Niente di tutto questo era visibile senza registri. La mia memoria mi diceva che tutto era andato ragionevolmente bene. I numeri raccontavano una storia diversa.
Il problema del giardinaggio a sensazione
La maggior parte dei giardinieri valuta il raccolto per impressione. Ricordi i giorni buoni, il cesto soddisfacente di pomodori, la prima zucchina della stagione. Le settimane deludenti sbiadiscono. In inverno, l’intera stagione si confonde in un ricordo vagamente positivo, e pianti le stesse cose senza chiederti se meritavano il loro spazio.
È così che ho fatto giardinaggio per anni.
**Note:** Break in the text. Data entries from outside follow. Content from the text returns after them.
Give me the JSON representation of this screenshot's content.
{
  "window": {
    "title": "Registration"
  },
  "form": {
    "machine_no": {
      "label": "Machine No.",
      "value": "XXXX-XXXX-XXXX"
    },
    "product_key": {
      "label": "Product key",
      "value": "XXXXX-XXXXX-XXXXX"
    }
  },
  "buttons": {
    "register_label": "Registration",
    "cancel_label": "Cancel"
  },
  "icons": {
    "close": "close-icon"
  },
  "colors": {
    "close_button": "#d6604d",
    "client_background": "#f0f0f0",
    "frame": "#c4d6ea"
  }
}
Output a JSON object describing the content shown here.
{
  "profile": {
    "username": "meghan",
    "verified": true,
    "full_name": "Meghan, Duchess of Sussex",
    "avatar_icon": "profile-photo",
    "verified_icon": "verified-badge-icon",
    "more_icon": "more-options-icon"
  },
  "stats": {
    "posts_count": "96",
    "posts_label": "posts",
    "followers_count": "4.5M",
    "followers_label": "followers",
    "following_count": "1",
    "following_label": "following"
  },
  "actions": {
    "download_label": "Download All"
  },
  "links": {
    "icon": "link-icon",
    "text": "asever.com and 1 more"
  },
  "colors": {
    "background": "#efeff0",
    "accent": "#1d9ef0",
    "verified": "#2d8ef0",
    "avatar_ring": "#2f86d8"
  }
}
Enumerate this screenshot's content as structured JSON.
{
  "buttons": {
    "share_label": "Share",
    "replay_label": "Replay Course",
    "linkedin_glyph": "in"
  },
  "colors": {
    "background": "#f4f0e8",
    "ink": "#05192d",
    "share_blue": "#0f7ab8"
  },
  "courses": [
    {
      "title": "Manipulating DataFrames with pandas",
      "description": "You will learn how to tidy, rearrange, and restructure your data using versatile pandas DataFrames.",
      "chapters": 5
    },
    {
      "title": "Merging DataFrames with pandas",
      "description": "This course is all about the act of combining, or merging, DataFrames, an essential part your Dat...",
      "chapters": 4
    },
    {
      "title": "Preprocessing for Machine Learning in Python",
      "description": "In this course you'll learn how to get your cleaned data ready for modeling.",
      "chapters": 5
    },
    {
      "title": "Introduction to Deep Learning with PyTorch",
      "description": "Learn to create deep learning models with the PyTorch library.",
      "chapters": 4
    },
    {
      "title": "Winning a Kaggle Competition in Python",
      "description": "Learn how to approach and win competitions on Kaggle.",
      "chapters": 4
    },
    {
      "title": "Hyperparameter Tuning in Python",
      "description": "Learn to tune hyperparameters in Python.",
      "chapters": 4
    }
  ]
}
Coltivavo quello che avevo sempre coltivato, in quantità più o meno uguali, e davo per scontato che funzionasse perché raccoglievo qualcosa. L’asticella era bassa: se una pianta produceva un po’ di cibo, era un successo.
Ma “un po’ di cibo” non è la stessa cosa di “buon uso di uno spazio limitato.” Un’aiuola rialzata che produce due pasti di barbabietole in un’intera stagione non sta facendo il suo lavoro, per quanto soddisfacenti fossero quei due pasti. Lo vedi solo quando hai qualcosa con cui confrontare.
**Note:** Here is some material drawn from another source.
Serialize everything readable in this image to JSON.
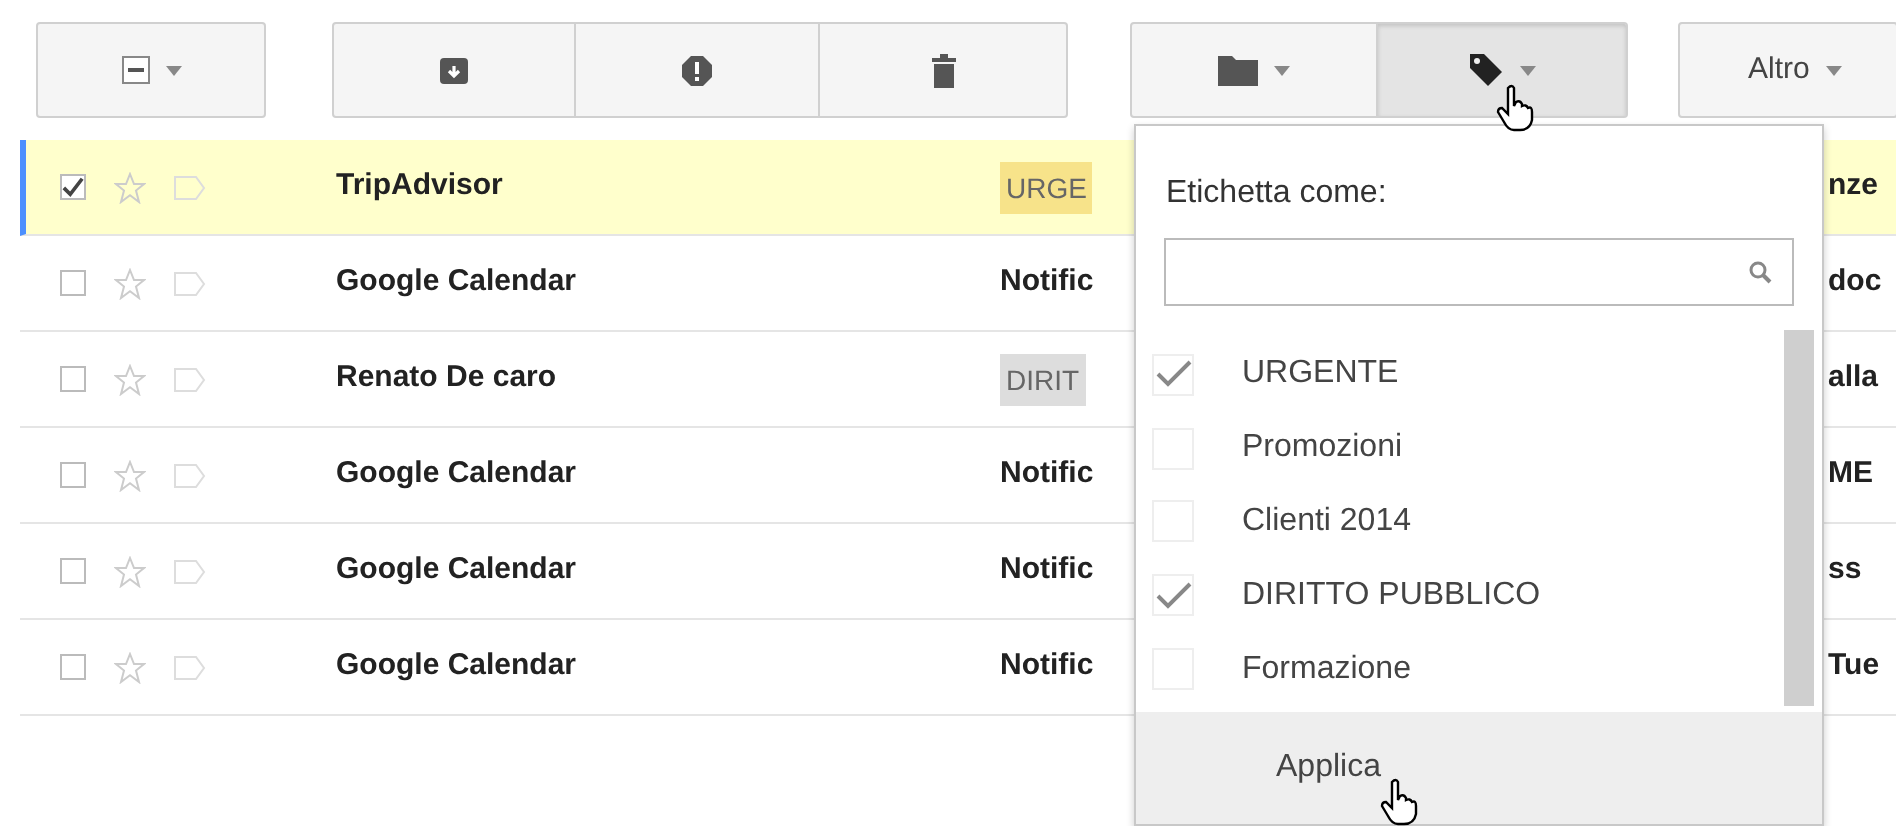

Il monitoraggio del raccolto sembra tedioso. Non lo è. È semplicemente avere abbastanza informazioni per prendere decisioni migliori l’anno prossimo.
Cosa registrare effettivamente
La tentazione è tracciare tutto: peso in grammi, conteggio esatto, valutazione della qualità, giorni dalla semina. Quel livello di dettaglio va bene per una prova di ricerca, ma uccide l’abitudine per la maggior parte dei giardinieri domestici. L’ho provato una volta. Il foglio di calcolo è durato tre settimane.
Quello che funziona davvero è registrare tre cose ogni volta che raccogli:
La data. Questo ti dice quando ogni varietà inizia e smette di produrre, il che è più utile di quanto potresti pensare. Se le tue patate “precoci” non sono pronte fino a fine luglio, non sono precoci per il tuo clima. Se i tuoi lamponi autunnali iniziano a produrre ad agosto, hai più flessibilità di quanto i libri suggeriscano.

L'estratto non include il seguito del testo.